Another issue with this shielding, if it were impacted directly, is it might bounce off the bullet or part of it and cause unwanted damage elsewhere. This could be solved by padding the inside of the craft.

@JanHudec astronauts preparing for a spacewalk on the ISS "camp out", breathing low-nitrogen air for many hours prior to a spacewalk, to avoid decompression sickness. The space suit is pressurized at 36kPa, pure oxygen, and the ISS at 100kPa, standard air mix. If there were no danger, please explain why they bother with this procedure. By the way, airplanes are only pressurized to ~75kPa, and can make a rapid descent to repressurize the occupants.

@Random832 Present-day also are divided into sections by watertight bulwarks. Most safety and emergency features are not that terribly useful in day-to-day operation. And all those minor airlocks and doors just have to hold out long enough until the threat to the outer sections is over.

"humans can still remain conscious in a vacuum for up to 30 seconds" but how much bodily damage would they sustain in those 30 seconds?

@weston Not much, sore ears were reported by Jim Le Blanc, who passed out in a vacuum chamber after about 30 seconds in vacuum when his pressure suit failed during a test. The chamber was quickly repressurized (which was probably what hurt his ears) and he regained consciousness and walked out of there basically fine. A video of the incident is on youtube.

It's unclear if much useful work could be done in that time. Jim wasn't doing much more than standing. Maybe the shock and surprise of sudden exposure would prevent you doing anything for the first few seconds, with dimishing functionality quickly after. No one really knows. I'd be very surprised if NASA didn't test monkeys to death like this, but if they did, they are absolutely not mentioning it.

And was it a total failure of the suit, or just a loss of pressure? I.e. was he totally subjected to the vacuum?

@Innovine "You'll have a major risk of the bends if the pressure drops a lot over a short time." - the actual pressure, or the nitrogen partial pressure?
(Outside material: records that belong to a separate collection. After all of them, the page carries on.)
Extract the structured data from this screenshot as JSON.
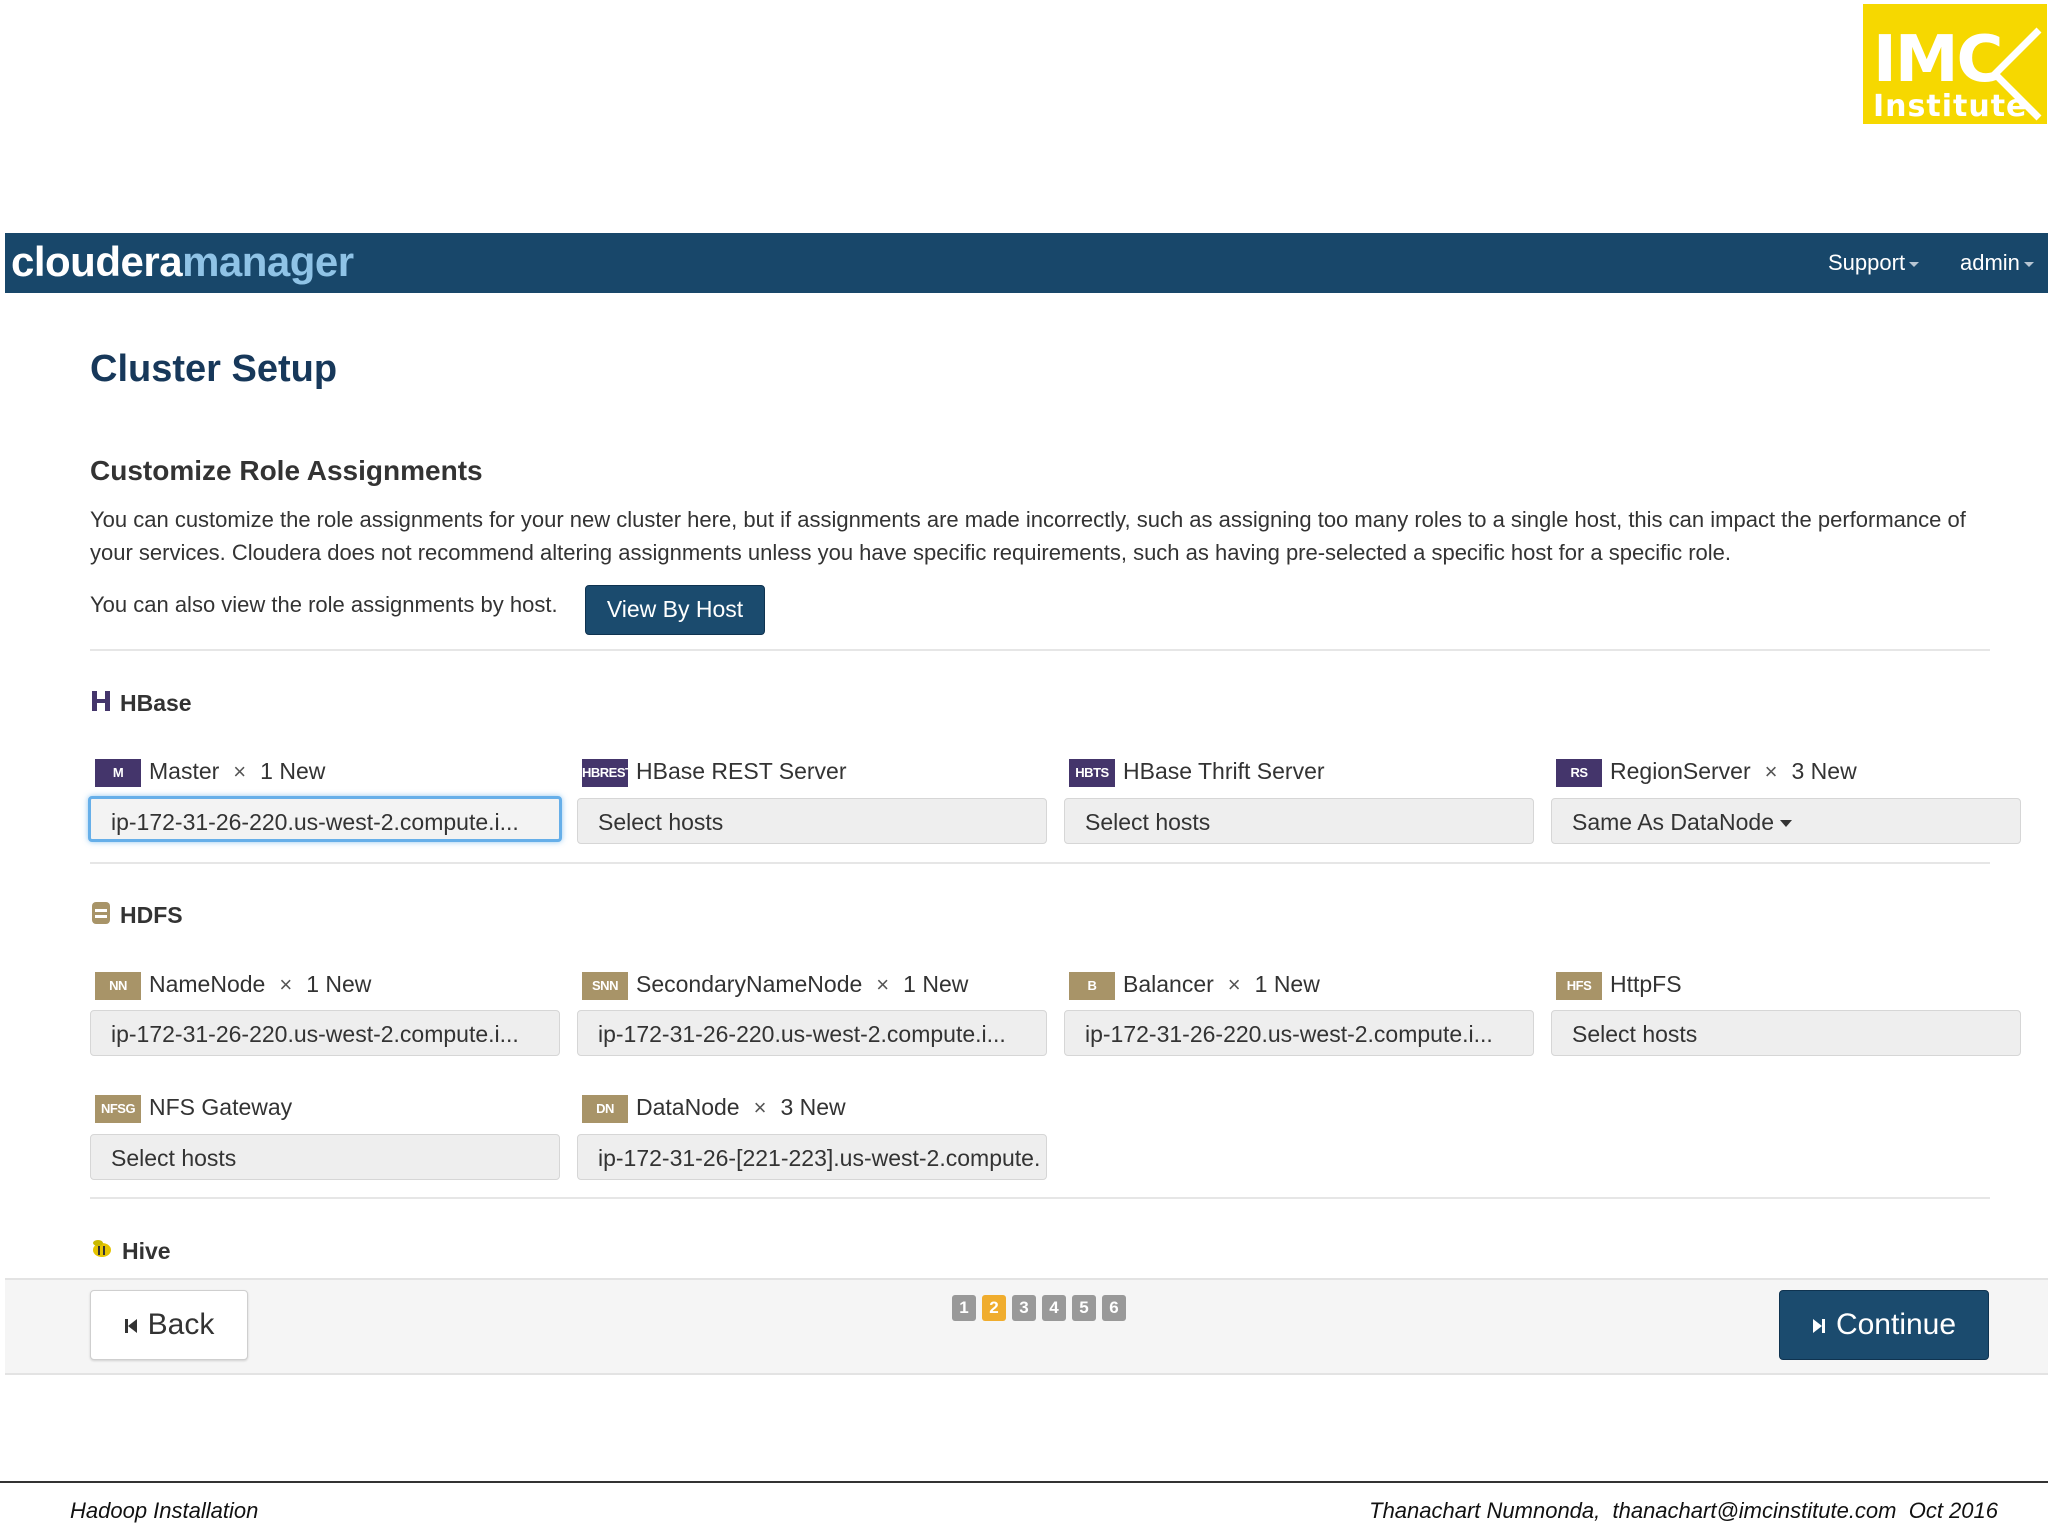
{
  "logo": {
    "line1": "IMC",
    "line2": "Institute",
    "color": "#f6d800"
  },
  "topbar": {
    "brand_part1": "cloudera",
    "brand_part2": "manager",
    "support_label": "Support",
    "admin_label": "admin",
    "background": "#18476a"
  },
  "page": {
    "title": "Cluster Setup",
    "subtitle": "Customize Role Assignments",
    "description": "You can customize the role assignments for your new cluster here, but if assignments are made incorrectly, such as assigning too many roles to a single host, this can impact the performance of your services. Cloudera does not recommend altering assignments unless you have specific requirements, such as having pre-selected a specific host for a specific role.",
    "by_host_text": "You can also view the role assignments by host.",
    "view_by_host_label": "View By Host"
  },
  "sections": {
    "hbase": {
      "title": "HBase",
      "roles": [
        {
          "badge": "M",
          "name": "Master",
          "times": "×",
          "count": "1 New",
          "value": "ip-172-31-26-220.us-west-2.compute.i..."
        },
        {
          "badge": "HBREST",
          "name": "HBase REST Server",
          "value": "Select hosts"
        },
        {
          "badge": "HBTS",
          "name": "HBase Thrift Server",
          "value": "Select hosts"
        },
        {
          "badge": "RS",
          "name": "RegionServer",
          "times": "×",
          "count": "3 New",
          "value": "Same As DataNode"
        }
      ]
    },
    "hdfs": {
      "title": "HDFS",
      "roles": [
        {
          "badge": "NN",
          "name": "NameNode",
          "times": "×",
          "count": "1 New",
          "value": "ip-172-31-26-220.us-west-2.compute.i..."
        },
        {
          "badge": "SNN",
          "name": "SecondaryNameNode",
          "times": "×",
          "count": "1 New",
          "value": "ip-172-31-26-220.us-west-2.compute.i..."
        },
        {
          "badge": "B",
          "name": "Balancer",
          "times": "×",
          "count": "1 New",
          "value": "ip-172-31-26-220.us-west-2.compute.i..."
        },
        {
          "badge": "HFS",
          "name": "HttpFS",
          "value": "Select hosts"
        },
        {
          "badge": "NFSG",
          "name": "NFS Gateway",
          "value": "Select hosts"
        },
        {
          "badge": "DN",
          "name": "DataNode",
          "times": "×",
          "count": "3 New",
          "value": "ip-172-31-26-[221-223].us-west-2.compute."
        }
      ]
    },
    "hive": {
      "title": "Hive"
    }
  },
  "wizard": {
    "back_label": "Back",
    "continue_label": "Continue",
    "pages": [
      "1",
      "2",
      "3",
      "4",
      "5",
      "6"
    ],
    "current_page": "2"
  },
  "footer": {
    "left": "Hadoop Installation",
    "right": "Thanachart Numnonda,  thanachart@imcinstitute.com  Oct 2016"
  }
}
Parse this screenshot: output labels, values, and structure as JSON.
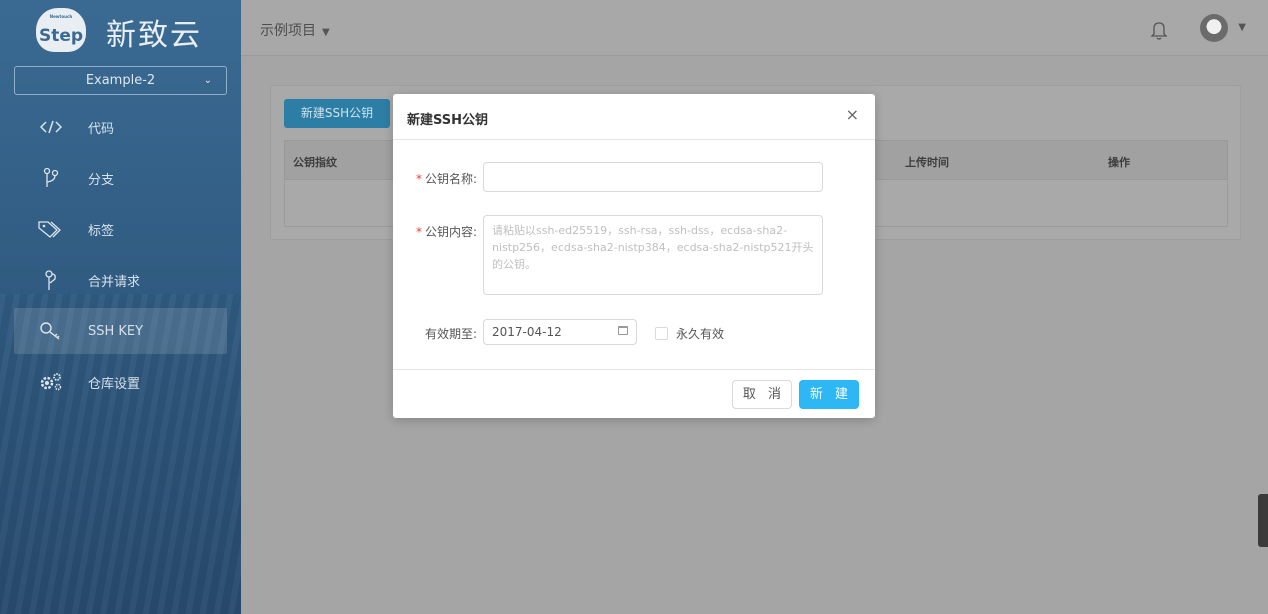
{
  "brand": {
    "logo_text": "Step",
    "logo_sub": "Newtouch",
    "name": "新致云"
  },
  "project_select": {
    "value": "Example-2"
  },
  "nav": {
    "items": [
      {
        "label": "代码",
        "icon": "code-icon"
      },
      {
        "label": "分支",
        "icon": "branch-icon"
      },
      {
        "label": "标签",
        "icon": "tag-icon"
      },
      {
        "label": "合并请求",
        "icon": "merge-request-icon"
      },
      {
        "label": "SSH KEY",
        "icon": "key-icon",
        "active": true
      },
      {
        "label": "仓库设置",
        "icon": "gear-icon"
      }
    ]
  },
  "topbar": {
    "project_name": "示例项目"
  },
  "page": {
    "new_key_button": "新建SSH公钥",
    "table_headers": [
      "公钥指纹",
      "上传时间",
      "操作"
    ]
  },
  "modal": {
    "title": "新建SSH公钥",
    "close": "×",
    "name_label": "公钥名称:",
    "content_label": "公钥内容:",
    "content_placeholder": "请粘贴以ssh-ed25519，ssh-rsa，ssh-dss，ecdsa-sha2-nistp256，ecdsa-sha2-nistp384，ecdsa-sha2-nistp521开头的公钥。",
    "expiry_label": "有效期至:",
    "expiry_value": "2017-04-12",
    "permanent_label": "永久有效",
    "cancel": "取 消",
    "confirm": "新 建"
  },
  "colors": {
    "primary": "#2db7f5",
    "sidebar": "#335f86",
    "required": "#f04134"
  }
}
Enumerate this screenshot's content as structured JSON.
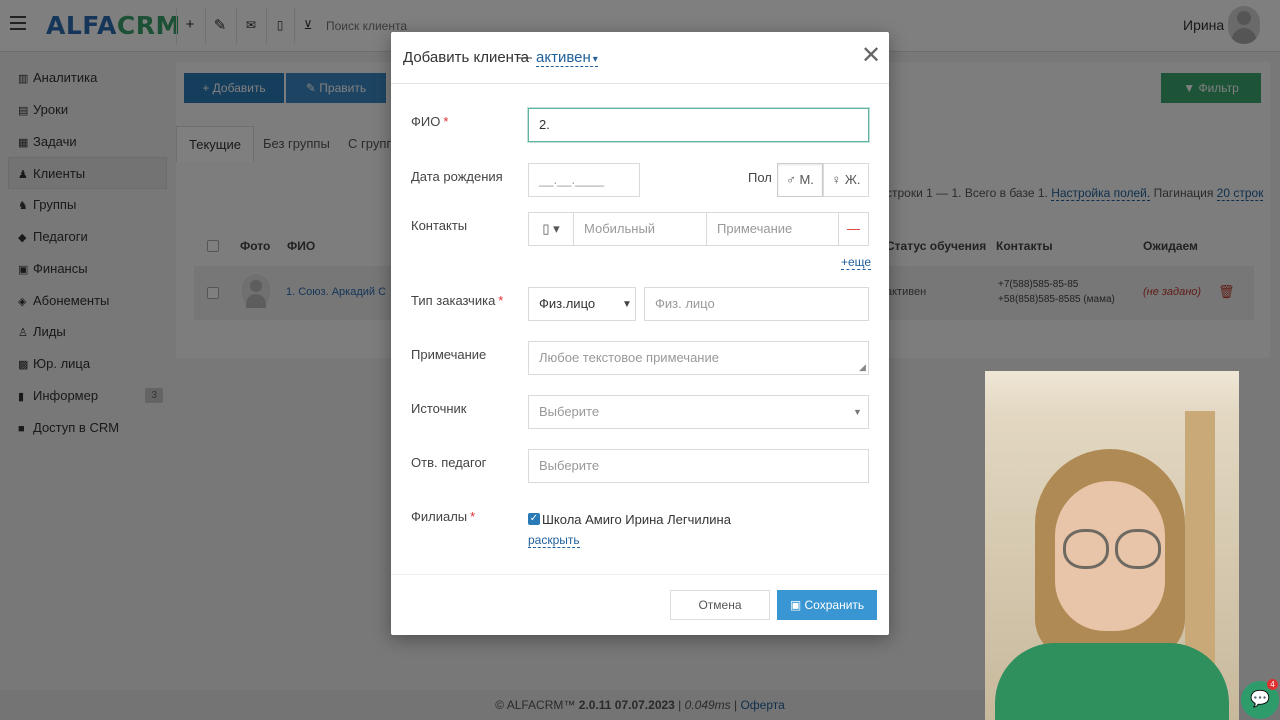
{
  "app": {
    "logo_part1": "ALFA",
    "logo_part2": "CRM"
  },
  "topbar": {
    "search_placeholder": "Поиск клиента",
    "user_name": "Ирина",
    "icons": [
      "menu-icon",
      "plus-icon",
      "wrench-icon",
      "mail-icon",
      "phone-icon",
      "cart-icon"
    ]
  },
  "sidebar": {
    "items": [
      {
        "label": "Аналитика",
        "icon": "chart-icon"
      },
      {
        "label": "Уроки",
        "icon": "calendar-icon"
      },
      {
        "label": "Задачи",
        "icon": "tasks-icon"
      },
      {
        "label": "Клиенты",
        "icon": "user-icon",
        "active": true
      },
      {
        "label": "Группы",
        "icon": "group-icon"
      },
      {
        "label": "Педагоги",
        "icon": "graduation-icon"
      },
      {
        "label": "Финансы",
        "icon": "money-icon"
      },
      {
        "label": "Абонементы",
        "icon": "tag-icon"
      },
      {
        "label": "Лиды",
        "icon": "lead-icon"
      },
      {
        "label": "Юр. лица",
        "icon": "briefcase-icon"
      },
      {
        "label": "Информер",
        "icon": "informer-icon",
        "badge": "3"
      },
      {
        "label": "Доступ в CRM",
        "icon": "lock-icon"
      }
    ]
  },
  "toolbar": {
    "add_label": "+ Добавить",
    "edit_label": "✎ Править",
    "filter_label": "▼ Фильтр"
  },
  "tabs": [
    "Текущие",
    "Без группы",
    "С группы"
  ],
  "paging": {
    "prefix": "строки 1 — 1. Всего в базе 1.",
    "settings_link": "Настройка полей.",
    "pagination_label": "Пагинация",
    "pagination_link": "20 строк"
  },
  "table": {
    "headers": {
      "photo": "Фото",
      "name": "ФИО",
      "status": "Статус обучения",
      "contacts": "Контакты",
      "awaiting": "Ожидаем"
    },
    "row": {
      "name": "1. Союз. Аркадий С",
      "status": "активен",
      "phone1": "+7(588)585-85-85",
      "phone2": "+58(858)585-8585 (мама)",
      "awaiting": "(не задано)"
    }
  },
  "modal": {
    "title": "Добавить клиента",
    "dash": "—",
    "status": "активен",
    "fields": {
      "fio_label": "ФИО",
      "fio_value": "2.",
      "birth_label": "Дата рождения",
      "birth_placeholder": "__.__.____",
      "gender_label": "Пол",
      "gender_m": "М.",
      "gender_f": "Ж.",
      "contacts_label": "Контакты",
      "mobile_placeholder": "Мобильный",
      "note_placeholder": "Примечание",
      "more_link": "+еще",
      "customer_type_label": "Тип заказчика",
      "customer_type_value": "Физ.лицо",
      "customer_type_placeholder": "Физ. лицо",
      "comment_label": "Примечание",
      "comment_placeholder": "Любое текстовое примечание",
      "source_label": "Источник",
      "source_placeholder": "Выберите",
      "teacher_label": "Отв. педагог",
      "teacher_placeholder": "Выберите",
      "branches_label": "Филиалы",
      "branch_name": "Школа Амиго Ирина Легчилина",
      "expand_link": "раскрыть"
    },
    "required_mark": "*",
    "cancel_label": "Отмена",
    "save_label": "Сохранить"
  },
  "footer": {
    "copyright": "© ALFACRM™",
    "version": "2.0.11",
    "date": "07.07.2023",
    "timing": "0.049ms",
    "offer": "Оферта"
  },
  "chat": {
    "badge": "4"
  },
  "colors": {
    "brand_blue": "#2b6cb0",
    "brand_green": "#3aa36b",
    "save": "#3a95d3",
    "required": "#e03131"
  }
}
Sounds like you will be out in 2 seconds flat if you try to breathe vacuum because of water vapor bubbles that will (reversibly) cause your heart to try to pump gas: See this post "We've seen gas bubbles form in the veins and heart of experimental animals, we've seen experimental animals expand like balloons to twice their normal size and we've measured the composition of the gas, and we've reproduced the effect by decompressing the hands of human volunteers. We know what happens."